Ecochard advised current seniors not to follow in the footsteps of these historical figures.

“If they care about what other people thought of them during their life here or their time here, I think senioritis is not something that they want to have because it cast a negative shadow on what they did,” he said.

  1. Elana Resnick – Grab Your Opportunities

Elana Resnick, a Physics teacher, said her senior year was great because she had many opportunities.

“I was interested in doing well before going to college to get myself set up with a really good situation,” Resnick said.

She did not suffer from senioritis, for her classes were intensive throughout the year and her teachers helped her to keep motivated.

To current seniors, she gave them advice based on her experience.

“I would say to take advantage of all of the opportunities that you have,” Resnick said. “Get your voice out there now in high school.”

She added that it will help students make a good transition when they get to college, as classes are all around the clock.

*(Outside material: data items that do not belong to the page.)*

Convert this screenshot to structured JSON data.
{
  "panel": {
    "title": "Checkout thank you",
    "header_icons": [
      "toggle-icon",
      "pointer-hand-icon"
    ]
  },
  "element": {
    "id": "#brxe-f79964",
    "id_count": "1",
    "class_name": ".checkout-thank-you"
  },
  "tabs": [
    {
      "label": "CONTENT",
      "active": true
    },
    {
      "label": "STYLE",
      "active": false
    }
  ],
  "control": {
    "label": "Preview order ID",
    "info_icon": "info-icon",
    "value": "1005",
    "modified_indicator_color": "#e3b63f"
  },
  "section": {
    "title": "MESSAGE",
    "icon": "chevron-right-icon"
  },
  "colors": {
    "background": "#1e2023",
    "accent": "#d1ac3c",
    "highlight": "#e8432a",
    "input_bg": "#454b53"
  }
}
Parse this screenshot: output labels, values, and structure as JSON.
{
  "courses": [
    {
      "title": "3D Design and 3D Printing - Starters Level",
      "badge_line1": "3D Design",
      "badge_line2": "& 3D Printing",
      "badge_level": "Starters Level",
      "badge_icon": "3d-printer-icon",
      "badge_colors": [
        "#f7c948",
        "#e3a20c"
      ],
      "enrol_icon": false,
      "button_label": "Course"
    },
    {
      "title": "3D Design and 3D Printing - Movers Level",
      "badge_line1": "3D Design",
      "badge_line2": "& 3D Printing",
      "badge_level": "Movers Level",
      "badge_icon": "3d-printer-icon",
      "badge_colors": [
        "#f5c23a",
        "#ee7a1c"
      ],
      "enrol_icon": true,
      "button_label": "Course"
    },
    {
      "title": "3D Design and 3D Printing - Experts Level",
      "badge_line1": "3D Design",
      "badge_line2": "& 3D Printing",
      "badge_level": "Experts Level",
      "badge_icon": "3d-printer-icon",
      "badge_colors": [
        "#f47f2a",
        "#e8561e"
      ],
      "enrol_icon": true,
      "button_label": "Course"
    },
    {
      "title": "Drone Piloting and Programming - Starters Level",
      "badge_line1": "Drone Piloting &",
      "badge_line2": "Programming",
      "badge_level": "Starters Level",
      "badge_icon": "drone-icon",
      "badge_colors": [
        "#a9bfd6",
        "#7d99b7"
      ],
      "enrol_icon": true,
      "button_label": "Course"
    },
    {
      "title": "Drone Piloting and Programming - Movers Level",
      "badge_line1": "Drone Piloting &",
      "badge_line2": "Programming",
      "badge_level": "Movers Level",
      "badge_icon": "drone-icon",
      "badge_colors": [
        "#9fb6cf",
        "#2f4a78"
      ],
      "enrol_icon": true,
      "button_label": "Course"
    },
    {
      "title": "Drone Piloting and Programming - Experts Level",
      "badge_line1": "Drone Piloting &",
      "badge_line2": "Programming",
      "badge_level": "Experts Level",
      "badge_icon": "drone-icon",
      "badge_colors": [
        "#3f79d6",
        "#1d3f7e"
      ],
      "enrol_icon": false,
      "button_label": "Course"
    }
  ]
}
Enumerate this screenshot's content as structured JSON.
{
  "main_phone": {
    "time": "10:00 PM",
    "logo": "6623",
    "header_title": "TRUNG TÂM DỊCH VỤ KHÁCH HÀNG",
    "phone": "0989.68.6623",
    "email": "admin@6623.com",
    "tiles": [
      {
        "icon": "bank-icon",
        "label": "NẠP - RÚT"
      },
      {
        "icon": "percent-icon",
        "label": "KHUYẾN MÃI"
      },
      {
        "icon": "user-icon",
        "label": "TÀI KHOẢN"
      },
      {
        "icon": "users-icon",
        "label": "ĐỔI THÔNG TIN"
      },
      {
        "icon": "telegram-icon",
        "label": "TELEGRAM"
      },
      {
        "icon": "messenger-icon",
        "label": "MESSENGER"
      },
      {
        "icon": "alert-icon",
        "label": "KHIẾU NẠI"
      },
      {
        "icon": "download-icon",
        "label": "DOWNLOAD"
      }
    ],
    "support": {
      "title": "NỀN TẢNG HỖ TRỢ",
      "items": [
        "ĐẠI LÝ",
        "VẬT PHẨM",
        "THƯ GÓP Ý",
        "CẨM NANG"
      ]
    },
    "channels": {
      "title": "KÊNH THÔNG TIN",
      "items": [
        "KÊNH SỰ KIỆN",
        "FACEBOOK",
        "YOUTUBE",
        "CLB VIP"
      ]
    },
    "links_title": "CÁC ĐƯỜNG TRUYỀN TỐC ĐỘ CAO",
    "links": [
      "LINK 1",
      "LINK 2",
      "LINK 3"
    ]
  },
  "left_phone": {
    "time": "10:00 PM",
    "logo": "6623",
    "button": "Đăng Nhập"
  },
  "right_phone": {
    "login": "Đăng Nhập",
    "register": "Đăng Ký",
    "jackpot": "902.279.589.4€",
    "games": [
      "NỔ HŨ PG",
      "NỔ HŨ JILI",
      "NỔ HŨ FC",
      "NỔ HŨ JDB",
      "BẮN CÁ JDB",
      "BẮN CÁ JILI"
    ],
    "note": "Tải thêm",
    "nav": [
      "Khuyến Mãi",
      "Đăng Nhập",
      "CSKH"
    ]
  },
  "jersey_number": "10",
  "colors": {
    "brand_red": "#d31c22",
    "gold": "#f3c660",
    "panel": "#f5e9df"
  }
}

  1. Kara Grady – Continue to Work and Be Proud of the Work You Are Producing

Kara Grady is a Math teacher who teaches AP Calculus AB and AP Statistics.

Her senior year was fun because she took a lot of electives. She took Drama, Art, and explored other fields, knowing that college would be a lot of work.

Grady said, “I was going to pursue science and math, so I just decided to take classes that I would succeed in and would enjoy. So, I don’t think I had senioritis.”

Because she knew she was interested in math and science, she kept taking intense math courses such as AP Calculus.

But, she had to admit that she did not push herself as far as she could have.

“I actually should have taken AP Biology, but it conflicted with Drama so I chose Drama,” she said, laughing.

Grady gave her advice to her students, especially those who are in AP classes.

“You are here. You might as well put your time and your effort in. And, you are in these AP classes because you deserve to be there. So, you should be earning grades that reflect that,” she said.

She asked them to “continue your work and be proud of the work you are producing.”

  1. Heather McDermott – Do Not Develop Bad Habits

Heather McDermott, an Environmental Science teacher, recalled her senior year as fantastic.

Her senioritis kicked in towards at the end of the year when she got in to the college.

But, she overcame it because she knew she had to do her work. She said she did not want to develop bad habits by not doing work because she did not want that mindset in her freshman year at college.

“I wanted to go beach with everyone else. So, I spent my nights and did what I needed to do so that I could do what everyone else was doing,” McDermott said.

She advises seniors not to develop bad habit. “You can fall into the trap of not doing what you are supposed to do. Because you develop habits and habits follow you into college,” she said.

  1. Jason Toncic – Study for Yourself, Not for Others

Last person I talked to was Jason Toncic who teaches English and Journalism.

“I never even really considered it,” Toncic said. “I was not in school at the time to just get a grade. I was in school to get an education. It’s not like education just stops as you got into college.”

Even though he knew what college he would be going very early in October or November, he studied not for other people, but for himself.

“Maybe that’s what makes me a candidate for being a teacher,” he said. “I never considered not doing my work.”

To current seniors, he advised them to “realize that ultimately your grade is a very small and insignificant part of what you will become.”

Toncic rather emphasized an education and said, “What you really need is an education. You need to be able to carry yourself with how intelligent you are, not simply letters filled out on a piece of paper.”